(Nanowerk News) A new study by researchers at the University of Cambridge reveals a surprising discovery that could change the future of electrochemical devices. These findings offer new opportunities for the development of advanced materials and performance enhancements in areas such as energy storage, brain-like computing and bioelectronics.
Electrochemical devices rely on the movement of charged particles, both ions and electrons, to function properly. However, understanding how these charged particles move together has presented a significant challenge, hindering progress in creating new materials for these devices.
In the fast-growing field of bioelectronics, soft conductive materials known as conjugated polymers are used to develop medical devices that can be used outside of traditional clinical settings. For example, this type of material could be used to make wearable sensors to remotely monitor a patient’s health or implantable devices that actively treat disease.
The biggest benefit of using conjugated polymer electrodes for this type of device is their ability to seamlessly combine ions, which are responsible for electrical signals in the brain and body, with electrons, carriers of electrical signals in electronic devices. This synergy enhances the connection between the brain and the medical device, effectively translating between these two types of signals.
In a recent study on conjugated polymer electrodes, published in Natural Ingredients (“hole-limited electrochemical doping in conjugated polymers”), researchers reported an unexpected finding. It is conventionally believed that the movement of the ions is the slowest part of the charging process because they are heavier than the electrons. However, this research reveals that in conjugated polymer electrodes, the movement of “holes” — empty spaces for electrons to move through — can be a limiting factor in how fast the material fills up.
Using a special microscope, the researchers closely observed the charging process in real time, and found that when the charging rate was low, the movement of the holes was inefficient, causing the charging process to be slower than expected. In other words, and contrary to standard knowledge, the ions move faster than the electrons in this particular material.

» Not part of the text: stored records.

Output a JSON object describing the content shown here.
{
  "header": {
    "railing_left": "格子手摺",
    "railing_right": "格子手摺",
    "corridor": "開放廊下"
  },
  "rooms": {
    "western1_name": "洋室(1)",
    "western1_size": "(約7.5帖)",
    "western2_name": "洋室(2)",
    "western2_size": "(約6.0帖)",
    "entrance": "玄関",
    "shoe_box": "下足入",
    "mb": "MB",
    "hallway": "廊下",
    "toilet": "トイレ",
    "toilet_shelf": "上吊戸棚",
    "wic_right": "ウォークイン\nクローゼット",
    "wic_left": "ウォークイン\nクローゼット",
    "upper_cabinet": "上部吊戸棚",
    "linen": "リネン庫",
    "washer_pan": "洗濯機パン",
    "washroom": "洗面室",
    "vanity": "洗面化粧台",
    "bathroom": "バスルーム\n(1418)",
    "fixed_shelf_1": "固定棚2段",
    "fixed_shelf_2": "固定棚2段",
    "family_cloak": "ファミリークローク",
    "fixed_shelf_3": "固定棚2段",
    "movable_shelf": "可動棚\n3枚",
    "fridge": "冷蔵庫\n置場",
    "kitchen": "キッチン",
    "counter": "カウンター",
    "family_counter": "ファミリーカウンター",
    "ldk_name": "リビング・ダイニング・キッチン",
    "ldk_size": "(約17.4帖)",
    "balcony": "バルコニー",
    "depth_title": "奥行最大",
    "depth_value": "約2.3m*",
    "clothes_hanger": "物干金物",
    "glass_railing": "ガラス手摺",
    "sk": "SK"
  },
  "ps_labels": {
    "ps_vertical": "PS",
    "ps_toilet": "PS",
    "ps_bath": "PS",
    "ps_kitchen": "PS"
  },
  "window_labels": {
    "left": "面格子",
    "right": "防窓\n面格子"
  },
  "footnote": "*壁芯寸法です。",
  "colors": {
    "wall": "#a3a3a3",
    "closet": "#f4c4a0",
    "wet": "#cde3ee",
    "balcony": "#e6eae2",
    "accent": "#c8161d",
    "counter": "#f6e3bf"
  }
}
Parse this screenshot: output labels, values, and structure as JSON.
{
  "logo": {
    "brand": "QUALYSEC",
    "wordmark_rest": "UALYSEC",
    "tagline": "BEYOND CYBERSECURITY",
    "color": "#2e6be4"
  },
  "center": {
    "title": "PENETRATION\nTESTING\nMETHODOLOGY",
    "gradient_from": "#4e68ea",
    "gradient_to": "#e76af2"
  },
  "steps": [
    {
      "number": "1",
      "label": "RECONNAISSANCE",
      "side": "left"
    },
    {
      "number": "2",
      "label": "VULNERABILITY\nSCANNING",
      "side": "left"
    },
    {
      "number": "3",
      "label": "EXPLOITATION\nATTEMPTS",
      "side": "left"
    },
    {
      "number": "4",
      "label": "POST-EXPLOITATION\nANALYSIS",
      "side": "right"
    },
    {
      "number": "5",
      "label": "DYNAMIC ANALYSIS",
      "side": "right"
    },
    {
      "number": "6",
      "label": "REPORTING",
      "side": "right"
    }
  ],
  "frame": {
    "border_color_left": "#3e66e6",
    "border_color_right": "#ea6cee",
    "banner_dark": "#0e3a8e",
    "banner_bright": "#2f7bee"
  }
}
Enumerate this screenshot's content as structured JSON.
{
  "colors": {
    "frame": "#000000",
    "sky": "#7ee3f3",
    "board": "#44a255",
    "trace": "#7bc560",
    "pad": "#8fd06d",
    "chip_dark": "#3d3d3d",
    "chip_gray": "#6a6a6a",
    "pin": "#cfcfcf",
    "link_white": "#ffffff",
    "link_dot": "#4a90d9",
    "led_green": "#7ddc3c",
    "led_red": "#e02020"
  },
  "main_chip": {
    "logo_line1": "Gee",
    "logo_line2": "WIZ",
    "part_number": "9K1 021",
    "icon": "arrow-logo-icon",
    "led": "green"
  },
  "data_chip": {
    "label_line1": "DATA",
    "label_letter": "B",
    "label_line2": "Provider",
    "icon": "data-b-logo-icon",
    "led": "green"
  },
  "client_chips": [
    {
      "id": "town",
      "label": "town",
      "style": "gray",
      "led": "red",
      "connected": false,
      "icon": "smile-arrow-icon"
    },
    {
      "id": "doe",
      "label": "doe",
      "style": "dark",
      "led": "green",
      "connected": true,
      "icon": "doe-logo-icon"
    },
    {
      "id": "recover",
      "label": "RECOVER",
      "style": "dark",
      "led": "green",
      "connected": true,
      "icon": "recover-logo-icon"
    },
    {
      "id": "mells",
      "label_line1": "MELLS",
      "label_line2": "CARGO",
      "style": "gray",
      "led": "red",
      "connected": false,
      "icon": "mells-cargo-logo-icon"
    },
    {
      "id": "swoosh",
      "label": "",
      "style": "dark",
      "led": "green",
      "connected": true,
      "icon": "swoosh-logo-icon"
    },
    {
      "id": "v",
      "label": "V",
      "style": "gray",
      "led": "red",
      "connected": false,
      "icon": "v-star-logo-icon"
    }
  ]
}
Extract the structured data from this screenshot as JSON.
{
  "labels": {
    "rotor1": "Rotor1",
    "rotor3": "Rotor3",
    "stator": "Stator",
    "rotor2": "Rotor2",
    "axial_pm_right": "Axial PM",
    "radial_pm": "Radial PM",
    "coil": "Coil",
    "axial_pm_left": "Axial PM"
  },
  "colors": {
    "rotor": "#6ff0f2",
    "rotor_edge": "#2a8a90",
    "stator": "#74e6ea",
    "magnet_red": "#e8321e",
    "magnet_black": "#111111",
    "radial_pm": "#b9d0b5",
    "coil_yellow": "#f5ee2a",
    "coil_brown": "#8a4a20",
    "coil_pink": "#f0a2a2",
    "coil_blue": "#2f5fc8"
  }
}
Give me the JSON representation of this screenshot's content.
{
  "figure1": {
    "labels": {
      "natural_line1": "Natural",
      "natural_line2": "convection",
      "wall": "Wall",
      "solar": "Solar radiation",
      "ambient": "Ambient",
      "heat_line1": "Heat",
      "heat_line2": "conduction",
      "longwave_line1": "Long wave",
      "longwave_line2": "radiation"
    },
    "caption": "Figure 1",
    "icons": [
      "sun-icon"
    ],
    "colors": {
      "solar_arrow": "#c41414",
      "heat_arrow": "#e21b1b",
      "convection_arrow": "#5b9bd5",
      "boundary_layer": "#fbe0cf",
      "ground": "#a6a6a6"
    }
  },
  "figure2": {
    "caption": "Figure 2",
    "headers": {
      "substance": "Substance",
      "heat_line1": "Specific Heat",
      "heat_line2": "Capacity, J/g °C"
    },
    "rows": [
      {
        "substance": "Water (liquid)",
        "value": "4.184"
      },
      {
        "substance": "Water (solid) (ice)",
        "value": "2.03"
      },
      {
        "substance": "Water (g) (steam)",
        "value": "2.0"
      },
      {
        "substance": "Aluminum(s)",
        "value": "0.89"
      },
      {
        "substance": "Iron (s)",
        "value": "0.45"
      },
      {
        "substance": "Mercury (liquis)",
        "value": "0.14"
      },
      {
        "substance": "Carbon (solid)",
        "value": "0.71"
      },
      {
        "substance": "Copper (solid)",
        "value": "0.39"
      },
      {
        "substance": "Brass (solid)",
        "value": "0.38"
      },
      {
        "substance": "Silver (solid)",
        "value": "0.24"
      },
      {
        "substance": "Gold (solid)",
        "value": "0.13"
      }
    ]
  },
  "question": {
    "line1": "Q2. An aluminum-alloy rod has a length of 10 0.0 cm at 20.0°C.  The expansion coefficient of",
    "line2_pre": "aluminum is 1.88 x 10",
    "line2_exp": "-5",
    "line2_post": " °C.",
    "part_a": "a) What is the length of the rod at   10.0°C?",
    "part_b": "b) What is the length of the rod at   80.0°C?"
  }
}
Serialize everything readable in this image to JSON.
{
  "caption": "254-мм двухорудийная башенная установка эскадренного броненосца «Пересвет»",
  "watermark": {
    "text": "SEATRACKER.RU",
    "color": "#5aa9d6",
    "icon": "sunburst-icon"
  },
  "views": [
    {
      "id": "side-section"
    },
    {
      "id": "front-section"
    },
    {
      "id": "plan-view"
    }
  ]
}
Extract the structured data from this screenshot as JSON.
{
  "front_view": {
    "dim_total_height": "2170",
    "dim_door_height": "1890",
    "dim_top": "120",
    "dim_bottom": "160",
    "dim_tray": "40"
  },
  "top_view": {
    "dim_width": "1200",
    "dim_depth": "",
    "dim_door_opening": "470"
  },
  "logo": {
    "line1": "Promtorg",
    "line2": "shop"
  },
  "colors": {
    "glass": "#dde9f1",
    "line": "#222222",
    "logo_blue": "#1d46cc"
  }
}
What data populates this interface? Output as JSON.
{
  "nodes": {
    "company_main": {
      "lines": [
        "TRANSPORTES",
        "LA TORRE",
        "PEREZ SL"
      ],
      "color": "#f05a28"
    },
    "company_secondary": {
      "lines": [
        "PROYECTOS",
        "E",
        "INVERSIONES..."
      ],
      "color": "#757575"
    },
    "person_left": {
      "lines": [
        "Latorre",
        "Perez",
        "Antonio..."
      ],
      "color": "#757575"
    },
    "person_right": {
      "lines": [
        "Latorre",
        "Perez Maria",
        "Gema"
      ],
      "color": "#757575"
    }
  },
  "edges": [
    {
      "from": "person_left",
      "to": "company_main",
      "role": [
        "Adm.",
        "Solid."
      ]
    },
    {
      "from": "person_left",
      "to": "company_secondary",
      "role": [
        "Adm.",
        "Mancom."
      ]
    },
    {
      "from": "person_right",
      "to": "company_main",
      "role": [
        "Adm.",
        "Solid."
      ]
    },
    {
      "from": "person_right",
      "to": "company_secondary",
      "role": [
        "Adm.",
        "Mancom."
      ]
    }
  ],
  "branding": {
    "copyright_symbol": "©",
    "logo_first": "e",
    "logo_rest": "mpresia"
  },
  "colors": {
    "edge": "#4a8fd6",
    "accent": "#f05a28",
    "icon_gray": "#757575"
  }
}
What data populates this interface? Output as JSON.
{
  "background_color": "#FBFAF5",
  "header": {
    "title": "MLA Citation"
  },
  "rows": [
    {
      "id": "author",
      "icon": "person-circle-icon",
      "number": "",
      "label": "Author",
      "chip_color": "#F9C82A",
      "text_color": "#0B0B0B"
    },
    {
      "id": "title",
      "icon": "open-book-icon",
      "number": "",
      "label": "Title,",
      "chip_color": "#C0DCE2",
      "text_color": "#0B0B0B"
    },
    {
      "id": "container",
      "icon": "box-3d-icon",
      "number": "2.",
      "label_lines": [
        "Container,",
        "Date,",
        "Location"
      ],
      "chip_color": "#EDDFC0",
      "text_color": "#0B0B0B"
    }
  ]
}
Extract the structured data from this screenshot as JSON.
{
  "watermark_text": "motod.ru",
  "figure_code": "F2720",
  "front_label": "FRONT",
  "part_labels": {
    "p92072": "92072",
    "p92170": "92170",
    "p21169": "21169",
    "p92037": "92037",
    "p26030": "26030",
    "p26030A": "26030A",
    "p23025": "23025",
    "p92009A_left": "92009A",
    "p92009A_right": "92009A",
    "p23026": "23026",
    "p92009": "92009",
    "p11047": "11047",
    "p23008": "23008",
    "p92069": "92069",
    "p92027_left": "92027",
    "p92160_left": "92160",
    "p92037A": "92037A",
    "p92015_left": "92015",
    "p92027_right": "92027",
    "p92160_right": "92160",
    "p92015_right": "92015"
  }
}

This unexpected finding provides valuable insight into the factors that affect charging speed. Interestingly, the research team also determined that by manipulating the microscopic structure of the material, it is possible to regulate how fast the holes move during filling. This newfound control and ability to fine-tune material structure allows scientists to engineer conjugated polymers with better performance, enabling faster and more efficient filling processes.
“Our findings challenge conventional understanding of the charging process in electrochemical devices,” said first author Scott Keene, from Cambridge’s Cavendish Laboratory and Electrical Engineering Division. “The movement of holes, which serve as empty space for electrons to move around, can become very inefficient during low levels of charge, causing unexpected slowdowns.”
The implications of these findings are far-reaching, offering promising avenues for future research and development in the field of electrochemical devices for applications such as bioelectronics, energy storage, and brain-like computing.
“This work addresses a long-standing problem in organic electronics by illuminating the basic steps that occur during the electrochemical doping of conjugated polymers and highlighting the role of polymer band structures,” said George Malliaras, senior author of the study and Prince Philip Professor of Technology in the Department of Engineering’s Division of Electrical Engineering.
“With a deeper understanding of the charging process, we are now able to explore new possibilities in manufacturing state-of-the-art medical devices that can integrate seamlessly with the human body, wearable technologies that provide real-time health monitoring, and new energy storage solutions with increased efficiency, concluded Prof. Akshay Rao, senior co-author, also from Cambridge’s Cavendish Laboratory.